Face-to-face GP appointments have seen a significant rise, after repeated Government pledges to ensure patients can see a doctor in person.
Official NHS data for October shows 64.4 per cent of GP appointments took place in person, up from 60.7 per cent the month before.
The proportion compares with 80 per cent before the pandemic.
Amid growing public concern, NHS chiefs in May drew up new guidance, which said all patients had the right to see a doctor in person.
But it had little impact on rates of face-to-face appointments, which hovered around 57 per cent for months.
‘Security and confidence’ of in-person appointments
In September, Boris Johnson intervened, warning that thousands of patients would suffer, unless access to face-to-face appointments was improved.
Mr Johnson said people should be able to have “the security and confidence that they will be treated in person by a GP who can have proper hands-on understanding of the problem they have got.”
The new figures show that total numbers of appointments reached a record high, with 30.2 million consultations in October, up from 28.4m the previous month.
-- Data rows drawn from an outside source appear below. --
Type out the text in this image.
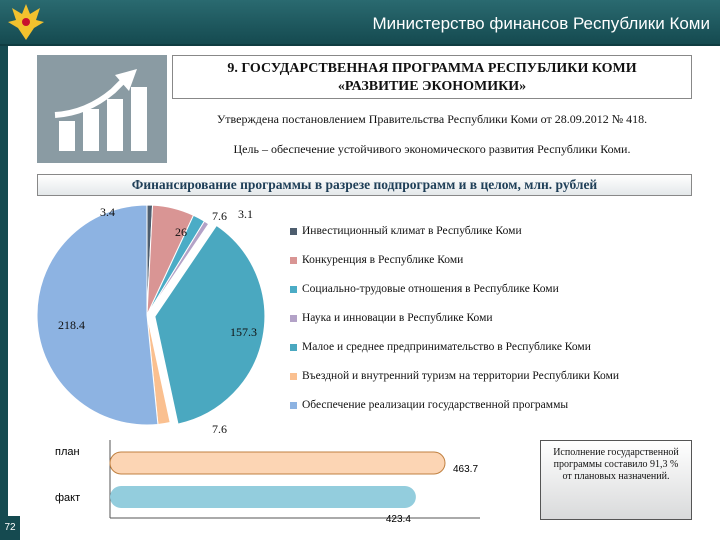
Министерство финансов Республики Коми
72
9. ГОСУДАРСТВЕННАЯ ПРОГРАММА РЕСПУБЛИКИ КОМИ
«РАЗВИТИЕ ЭКОНОМИКИ»
Утверждена постановлением Правительства Республики Коми от 28.09.2012 № 418.
Цель – обеспечение устойчивого экономического развития Республики Коми.
Финансирование программы в разрезе подпрограмм и в целом, млн. рублей
3.4
26
7.6 3.1
157.3
7.6
218.4
Инвестиционный климат в Республике Коми
Конкуренция в Республике Коми
Социально-трудовые отношения в Республике Коми
Наука и инновации в Республике Коми
Малое и среднее предпринимательство в Республике Коми
Въездной и внутренний туризм на территории Республики Коми
Обеспечение реализации государственной программы
план
463.7
факт
423.4
Исполнение государственной программы составило 91,3 % от плановых назначений.
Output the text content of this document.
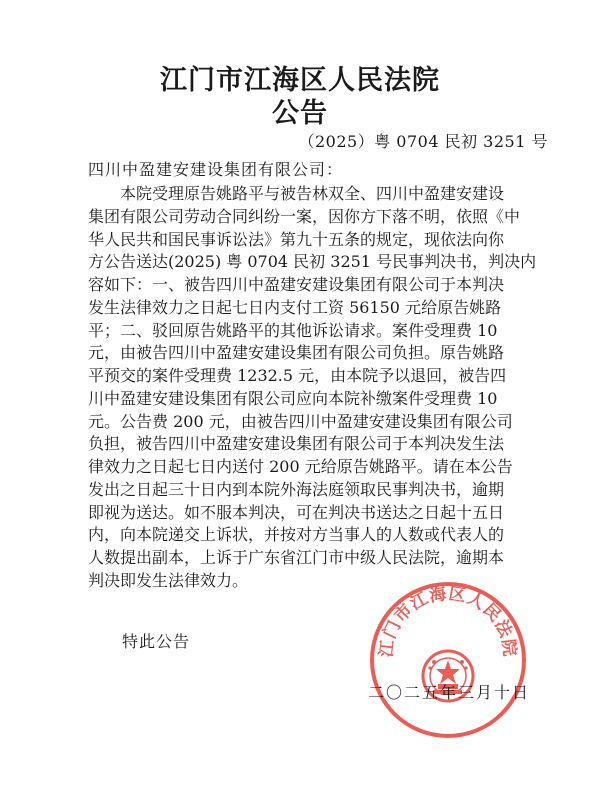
江门市江海区人民法院
公告
（2025）粤 0704 民初 3251 号
四川中盈建安建设集团有限公司：
本院受理原告姚路平与被告林双全、四川中盈建安建设
集团有限公司劳动合同纠纷一案，因你方下落不明，依照《中
华人民共和国民事诉讼法》第九十五条的规定，现依法向你
方公告送达(2025) 粤 0704 民初 3251 号民事判决书，判决内
容如下：一、被告四川中盈建安建设集团有限公司于本判决
发生法律效力之日起七日内支付工资 56150 元给原告姚路
平；二、驳回原告姚路平的其他诉讼请求。案件受理费 10
元，由被告四川中盈建安建设集团有限公司负担。原告姚路
平预交的案件受理费 1232.5 元，由本院予以退回，被告四
川中盈建安建设集团有限公司应向本院补缴案件受理费 10
元。公告费 200 元，由被告四川中盈建安建设集团有限公司
负担，被告四川中盈建安建设集团有限公司于本判决发生法
律效力之日起七日内送付 200 元给原告姚路平。请在本公告
发出之日起三十日内到本院外海法庭领取民事判决书，逾期
即视为送达。如不服本判决，可在判决书送达之日起十五日
内，向本院递交上诉状，并按对方当事人的人数或代表人的
人数提出副本，上诉于广东省江门市中级人民法院，逾期本
判决即发生法律效力。
特此公告	江门市江海区人民法院
二〇二五年三月十日
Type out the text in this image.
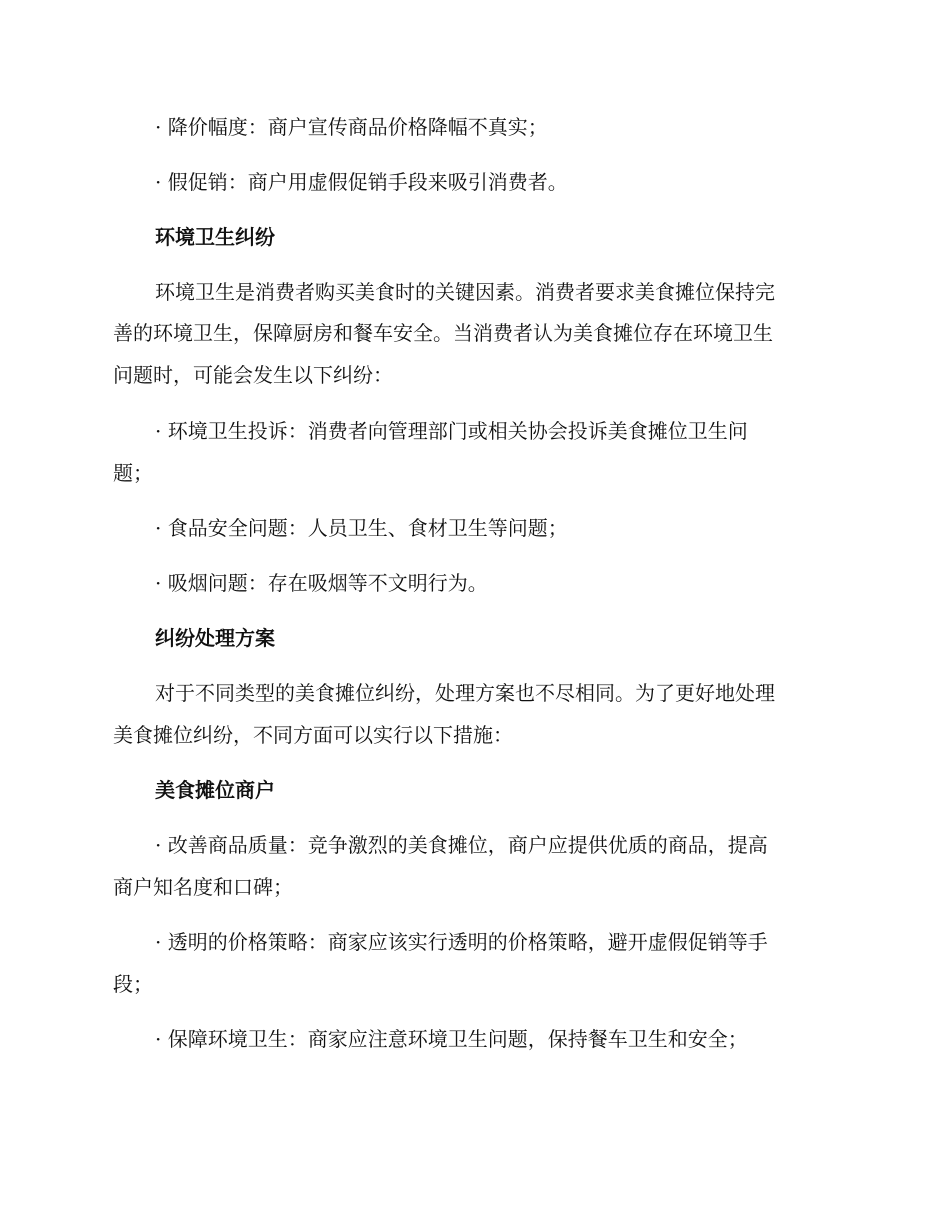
· 降价幅度：商户宣传商品价格降幅不真实；
· 假促销：商户用虚假促销手段来吸引消费者。
环境卫生纠纷
环境卫生是消费者购买美食时的关键因素。消费者要求美食摊位保持完
善的环境卫生，保障厨房和餐车安全。当消费者认为美食摊位存在环境卫生
问题时，可能会发生以下纠纷：
· 环境卫生投诉：消费者向管理部门或相关协会投诉美食摊位卫生问
题；
· 食品安全问题：人员卫生、食材卫生等问题；
· 吸烟问题：存在吸烟等不文明行为。
纠纷处理方案
对于不同类型的美食摊位纠纷，处理方案也不尽相同。为了更好地处理
美食摊位纠纷，不同方面可以实行以下措施：
美食摊位商户
· 改善商品质量：竞争激烈的美食摊位，商户应提供优质的商品，提高
商户知名度和口碑；
· 透明的价格策略：商家应该实行透明的价格策略，避开虚假促销等手
段；
· 保障环境卫生：商家应注意环境卫生问题，保持餐车卫生和安全；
In total 19.4m consultations took place face to face – the highest figure since January 2020, when there were 21.7m such slots.
In addition 3.5m vaccinations were delivered by primary care.
‘GPs and their teams are the bedrock of the NHS’
Maria Caulfield, the health minister, said: “GPs and their teams are the bedrock of the NHS and they continue to deliver millions of covid-19 and flu jabs while providing care and advice to those who need it.
“We’re providing targeted support for GP teams to help them continue to improve access – backed by a further £250 million – so it’s promising to see the number of face to face appointments has increased on last month.
“Alongside this, we are continuing to grow the workforce with a record 4,000 new people starting GP training this year and almost 9,000 more clinical staff working in general practice since March 2019.”
Dr Farah Jameel, BMA GP committee chair, said: “These statistics clearly illustrate that GPs and their teams are continuing to do more and more as they strive to look after patients who need them the most.
“What’s not picked up in these statistics though are the reams of other work that GPs and their colleagues do outside of consultations – whether this is following up on referrals, writing letters, assessing test results and managing practices.”